Durante os ditos anos de chumbo italianos, Battisti, 54, foi membro dos PAC (Proletários Armados para o Comunismo), um grupinho ideologicamente pouco expressivo, mas muito violento. Em 1981, sem ser acusado de nenhum homicídio específico, ele foi condenado a 12 anos de prisão; fugiu para o México e, logo, para a França. Quando a França mudou sua política de asilo aos terroristas foragidos, Battisti veio ao Brasil, com documentos falsos. Entretanto, Pietro Mutti, chefe dos PAC, foi preso na Itália e, para evitar a prisão perpétua, escolheu a "delação premiada". Na delação premiada, os acusados, para se salvarem, denunciam outros culpados, e é frequente que eles "ferrem" logo os foragidos, que estariam "a salvo" (esse era o caso de Battisti). Agora, sem a delação premiada, a polícia italiana não teria desmanchado as organizações terroristas dos anos 70 nem marcado pontos no combate contra as máfias. Enfim, o "arrependimento" de Mutti levou a novos processos, nos quais Battisti foi condenado por seu envolvimento em quatro homicídios -dois eram execuções de comerciantes que tinham "ousado" resistir aos assaltos pelos quais os PAC "arrecadavam" fundos. Bem no dia de minha volta ao Brasil (15 de janeiro), eis que Battisti estava nas primeiras páginas da imprensa italiana, num coro de indignação: Tarso Genro, ministro da Justiça, acabava de conceder asilo a Battisti, revertendo a decisão do Conare. Deixo de lado o debate jurídico. O que mais fere os italianos é a ideia de que, segundo o Brasil, Battisti, voltando para a Itália, correria perigo de vida; como se o Estado italiano fosse um bandido, pronto a eliminar restos incômodos de seu passado. Há, nessa ideia brasileira, uma projeção: nos anos 70, a Itália teria sido uma ditadura, como o Brasil. Essa visão da Itália, além de errada, é cúmplice do próprio ideário dos anos de chumbo. Pois, nos anos 70, foi graças à visão de um Estado bandido que os terroristas italianos, de esquerda e de direita, justificaram seu ódio pelo que lhes parecia ser a "mediocridade" democrática.

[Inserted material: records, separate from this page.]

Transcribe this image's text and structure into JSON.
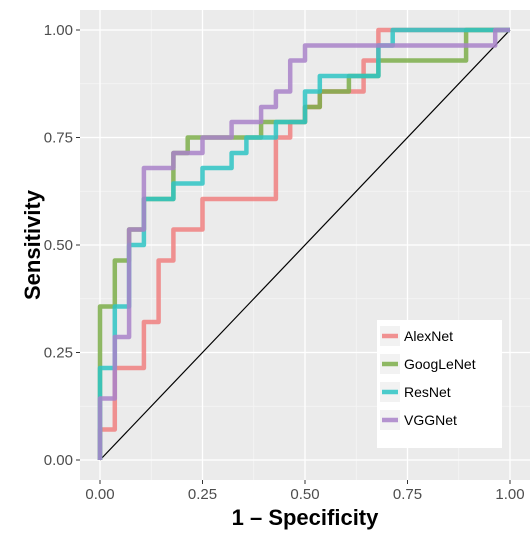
{
  "chart_data": {
    "type": "line",
    "title": "",
    "xlabel": "1 – Specificity",
    "ylabel": "Sensitivity",
    "xlim": [
      0,
      1
    ],
    "ylim": [
      0,
      1
    ],
    "x_ticks": [
      "0.00",
      "0.25",
      "0.50",
      "0.75",
      "1.00"
    ],
    "y_ticks": [
      "0.00",
      "0.25",
      "0.50",
      "0.75",
      "1.00"
    ],
    "grid": true,
    "legend_position": "bottom-right",
    "reference_line": {
      "x": [
        0,
        1
      ],
      "y": [
        0,
        1
      ],
      "color": "#000000"
    },
    "series": [
      {
        "name": "AlexNet",
        "color": "#F08080",
        "points": [
          [
            0,
            0
          ],
          [
            0,
            0.071
          ],
          [
            0.036,
            0.071
          ],
          [
            0.036,
            0.214
          ],
          [
            0.107,
            0.214
          ],
          [
            0.107,
            0.321
          ],
          [
            0.143,
            0.321
          ],
          [
            0.143,
            0.464
          ],
          [
            0.179,
            0.464
          ],
          [
            0.179,
            0.536
          ],
          [
            0.25,
            0.536
          ],
          [
            0.25,
            0.607
          ],
          [
            0.429,
            0.607
          ],
          [
            0.429,
            0.75
          ],
          [
            0.464,
            0.75
          ],
          [
            0.464,
            0.786
          ],
          [
            0.5,
            0.786
          ],
          [
            0.5,
            0.821
          ],
          [
            0.536,
            0.821
          ],
          [
            0.536,
            0.857
          ],
          [
            0.643,
            0.857
          ],
          [
            0.643,
            0.929
          ],
          [
            0.679,
            0.929
          ],
          [
            0.679,
            1
          ],
          [
            1,
            1
          ]
        ]
      },
      {
        "name": "GoogLeNet",
        "color": "#7CAE4A",
        "points": [
          [
            0,
            0
          ],
          [
            0,
            0.357
          ],
          [
            0.036,
            0.357
          ],
          [
            0.036,
            0.464
          ],
          [
            0.071,
            0.464
          ],
          [
            0.071,
            0.536
          ],
          [
            0.107,
            0.536
          ],
          [
            0.107,
            0.607
          ],
          [
            0.179,
            0.607
          ],
          [
            0.179,
            0.714
          ],
          [
            0.214,
            0.714
          ],
          [
            0.214,
            0.75
          ],
          [
            0.393,
            0.75
          ],
          [
            0.393,
            0.786
          ],
          [
            0.5,
            0.786
          ],
          [
            0.5,
            0.821
          ],
          [
            0.536,
            0.821
          ],
          [
            0.536,
            0.857
          ],
          [
            0.607,
            0.857
          ],
          [
            0.607,
            0.893
          ],
          [
            0.679,
            0.893
          ],
          [
            0.679,
            0.929
          ],
          [
            0.893,
            0.929
          ],
          [
            0.893,
            1
          ],
          [
            1,
            1
          ]
        ]
      },
      {
        "name": "ResNet",
        "color": "#2EC4C4",
        "points": [
          [
            0,
            0
          ],
          [
            0,
            0.214
          ],
          [
            0.036,
            0.214
          ],
          [
            0.036,
            0.357
          ],
          [
            0.071,
            0.357
          ],
          [
            0.071,
            0.5
          ],
          [
            0.107,
            0.5
          ],
          [
            0.107,
            0.607
          ],
          [
            0.179,
            0.607
          ],
          [
            0.179,
            0.643
          ],
          [
            0.25,
            0.643
          ],
          [
            0.25,
            0.679
          ],
          [
            0.321,
            0.679
          ],
          [
            0.321,
            0.714
          ],
          [
            0.357,
            0.714
          ],
          [
            0.357,
            0.75
          ],
          [
            0.429,
            0.75
          ],
          [
            0.429,
            0.786
          ],
          [
            0.5,
            0.786
          ],
          [
            0.5,
            0.857
          ],
          [
            0.536,
            0.857
          ],
          [
            0.536,
            0.893
          ],
          [
            0.679,
            0.893
          ],
          [
            0.679,
            0.964
          ],
          [
            0.714,
            0.964
          ],
          [
            0.714,
            1
          ],
          [
            1,
            1
          ]
        ]
      },
      {
        "name": "VGGNet",
        "color": "#A983C9",
        "points": [
          [
            0,
            0
          ],
          [
            0,
            0.143
          ],
          [
            0.036,
            0.143
          ],
          [
            0.036,
            0.286
          ],
          [
            0.071,
            0.286
          ],
          [
            0.071,
            0.536
          ],
          [
            0.107,
            0.536
          ],
          [
            0.107,
            0.679
          ],
          [
            0.179,
            0.679
          ],
          [
            0.179,
            0.714
          ],
          [
            0.25,
            0.714
          ],
          [
            0.25,
            0.75
          ],
          [
            0.321,
            0.75
          ],
          [
            0.321,
            0.786
          ],
          [
            0.393,
            0.786
          ],
          [
            0.393,
            0.821
          ],
          [
            0.429,
            0.821
          ],
          [
            0.429,
            0.857
          ],
          [
            0.464,
            0.857
          ],
          [
            0.464,
            0.929
          ],
          [
            0.5,
            0.929
          ],
          [
            0.5,
            0.964
          ],
          [
            0.964,
            0.964
          ],
          [
            0.964,
            1
          ],
          [
            1,
            1
          ]
        ]
      }
    ]
  }
}
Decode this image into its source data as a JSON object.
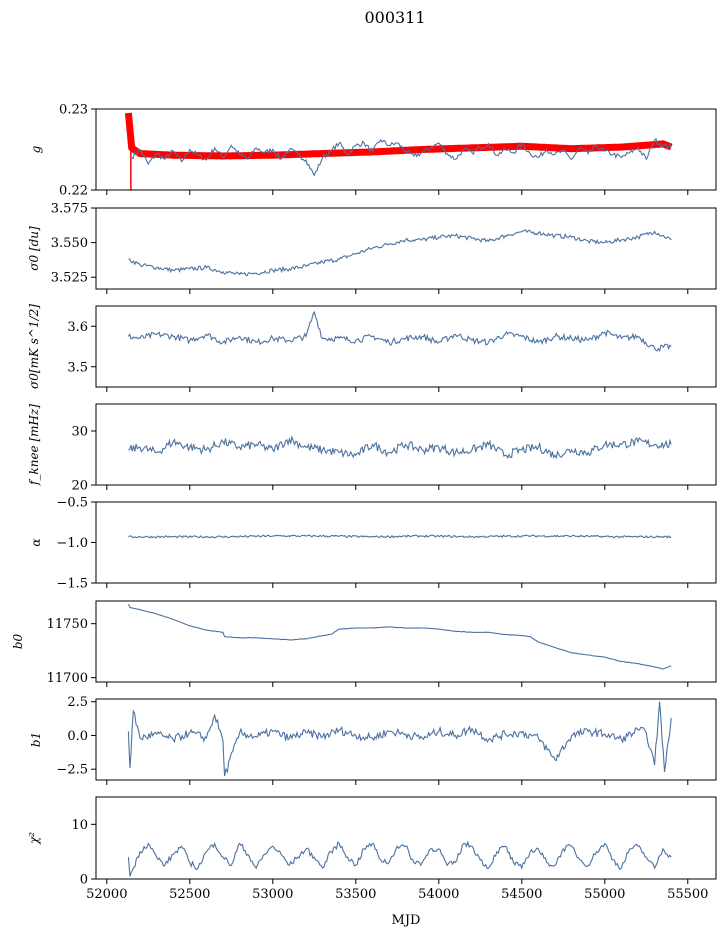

Neofascistas ou "revolucionários", eram adolescentes enlouquecidos que queriam vidas e mortes "extraordinárias". Atiravam em sindicalistas e comerciantes ou colocavam bombas nos trens para acabar com a "normalidade" cotidiana que receavam para seu próprio futuro; e juravam que era para lutar contra a opressão do Estado. Hoje, é possível dizer que a Itália ganhou a guerra dos anos de chumbo: a jovem República se manteve sem deixar de ser um Estado de Direito. Quem pensa assim? Acaba de sair um livro de Adriano Sofri, que foi (ele sim) uma figura crucial e pensante daqueles anos, líder de Lotta Continua, acusado como mandante do homicídio do comissário Luigi Calabresi e condenado a 22 anos de prisão. Em "La Notte che Pinelli" (ed. Sellerio), Sofri reconstitui a história da investigação depois do atentado de Piazza Fontana, em Milão, em dezembro de 1969 (bomba que foi o primeiro ato dos anos de chumbo). O comissário Calabresi seguiu a pista anárquica -errando, pois a bomba (entendeu-se mais tarde) era de direita. O anarquista Giuseppe Pinelli, questionado, "jogou-se" da janela do quarto onde estava sendo interrogado. Lembro-me bem: Pinelli, para todos nós, "tinha sido suicidado". Junto com o corpo de Pinelli, naquela noite, ruiu a confiança no Estado. Ou seja, a bomba surtiu o efeito desejado: durante décadas, a democracia pareceu ser apenas o disfarce de uma dominação brutal e escusa, que legitimaria o combate armado. Calabresi, um policial íntegro, não foi responsável pela morte de Pinelli, mas foi assassinado, em 1972, depois de uma campanha de imprensa que o culpava. Com coragem admirável, Sofri escreve o que talvez venha a ser o melhor epitáfio dos anos de chumbo: "Não me sinto corresponsável por nenhum ato terrorista dos anos 70. Mas do homicídio de Calabresi, sim, por ter dito ou escrito ou por ter deixado que se dissesse e se escrevesse "Calabresi, você será suicidado'".